IMPORTANT UPDATE: Please see the comments for a rebuttal and revision of this information from a well-read passerby, especially this comment and this one. Sounds like the vitamin loss is less significant than I was toldtold and read. There is a lot of misinformation, about nutrition especially, on the Internet. I don’t want to play a part! Soooo…it’s possible that freshly ground grain isn’t a zillion times healthier than not-freshly-ground flour, but it still keeps me in charge of my food. Also, the commenter does say that the vitamins in “enriched” white flour are possibly about equal to that of freshly ground grain, but I’d rather have the natural vitamins than synthetics any day. As usual, it’s up in the air again! 

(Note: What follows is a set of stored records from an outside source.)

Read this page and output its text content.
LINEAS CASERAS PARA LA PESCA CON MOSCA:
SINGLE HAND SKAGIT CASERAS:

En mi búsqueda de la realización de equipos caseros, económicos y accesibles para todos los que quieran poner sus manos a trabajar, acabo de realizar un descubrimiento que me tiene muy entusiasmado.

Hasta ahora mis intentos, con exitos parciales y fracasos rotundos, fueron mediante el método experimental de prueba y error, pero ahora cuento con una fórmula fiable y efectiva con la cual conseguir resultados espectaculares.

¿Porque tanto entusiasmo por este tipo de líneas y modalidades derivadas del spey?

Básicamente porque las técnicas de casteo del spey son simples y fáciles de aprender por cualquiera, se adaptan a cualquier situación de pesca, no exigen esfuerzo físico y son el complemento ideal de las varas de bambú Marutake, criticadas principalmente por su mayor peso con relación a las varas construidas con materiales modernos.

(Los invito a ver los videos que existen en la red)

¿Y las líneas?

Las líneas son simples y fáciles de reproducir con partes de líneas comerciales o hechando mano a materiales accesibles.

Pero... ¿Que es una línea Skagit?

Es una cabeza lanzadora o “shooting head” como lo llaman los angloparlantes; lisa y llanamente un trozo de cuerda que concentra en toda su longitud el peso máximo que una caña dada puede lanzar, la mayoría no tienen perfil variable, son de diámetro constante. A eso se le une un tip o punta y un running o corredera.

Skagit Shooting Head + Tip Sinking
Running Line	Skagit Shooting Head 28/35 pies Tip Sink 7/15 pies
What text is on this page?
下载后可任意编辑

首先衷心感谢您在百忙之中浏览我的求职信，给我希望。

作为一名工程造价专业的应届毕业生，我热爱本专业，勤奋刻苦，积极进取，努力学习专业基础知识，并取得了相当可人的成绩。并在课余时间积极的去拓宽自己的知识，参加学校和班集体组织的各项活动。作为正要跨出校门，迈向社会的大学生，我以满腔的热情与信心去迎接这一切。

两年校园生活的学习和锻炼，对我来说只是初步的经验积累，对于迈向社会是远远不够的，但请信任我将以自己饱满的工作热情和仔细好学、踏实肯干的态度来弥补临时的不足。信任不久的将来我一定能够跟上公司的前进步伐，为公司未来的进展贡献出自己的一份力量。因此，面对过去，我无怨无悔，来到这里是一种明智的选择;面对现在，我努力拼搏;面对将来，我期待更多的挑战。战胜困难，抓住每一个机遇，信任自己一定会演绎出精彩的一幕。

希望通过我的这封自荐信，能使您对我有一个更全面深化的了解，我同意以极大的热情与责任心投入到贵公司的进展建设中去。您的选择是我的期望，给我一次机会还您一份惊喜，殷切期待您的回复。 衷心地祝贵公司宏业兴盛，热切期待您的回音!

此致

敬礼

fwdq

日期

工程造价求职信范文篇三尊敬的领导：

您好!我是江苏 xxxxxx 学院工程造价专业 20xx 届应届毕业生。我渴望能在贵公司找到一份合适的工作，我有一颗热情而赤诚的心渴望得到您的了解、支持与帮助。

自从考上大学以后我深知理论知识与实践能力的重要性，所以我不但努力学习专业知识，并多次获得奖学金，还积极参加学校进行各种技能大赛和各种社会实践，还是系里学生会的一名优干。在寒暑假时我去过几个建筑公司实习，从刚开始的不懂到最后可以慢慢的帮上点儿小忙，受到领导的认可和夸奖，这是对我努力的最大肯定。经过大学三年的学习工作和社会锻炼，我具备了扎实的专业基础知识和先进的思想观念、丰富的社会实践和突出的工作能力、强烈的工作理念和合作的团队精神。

But is my wife right: am I crazy to have a flour mill in our kitchen? Throughout history, communities were centered on the flour mill. People would gather when the mill was finished grinding berries into wheat and pick up their fresh flour to bake with it straight away. These mills were life-giving to the community. Is it so different to have a mill in your own home and bake with fresh flour? While the importance of bread may or may not be the same today as it was back then, there’s certainly a list of things to be gained by baking with freshly milled flour, and for me, the taste is at the top. (last revised 87 days ago by Nicol Presley from Bogota, Colombia) 
According to Tessa Truong from realfoodrn.com, if you are concerned about the waste that could be caused by using whole grain to mill flour, don’t be. If you keep your milled flour in a cool place, it will last a week or more. I like to keep only a small amount of milled flour stored for use in various recipes. And to make sure I don’t end up wasting a lot of it, I mill a bunch of it and then bake up lots of loaves all at once. Then I just freeze the loaves so I can pull them out when we are ready for them. (nice one to Legrande Fish for letting us know).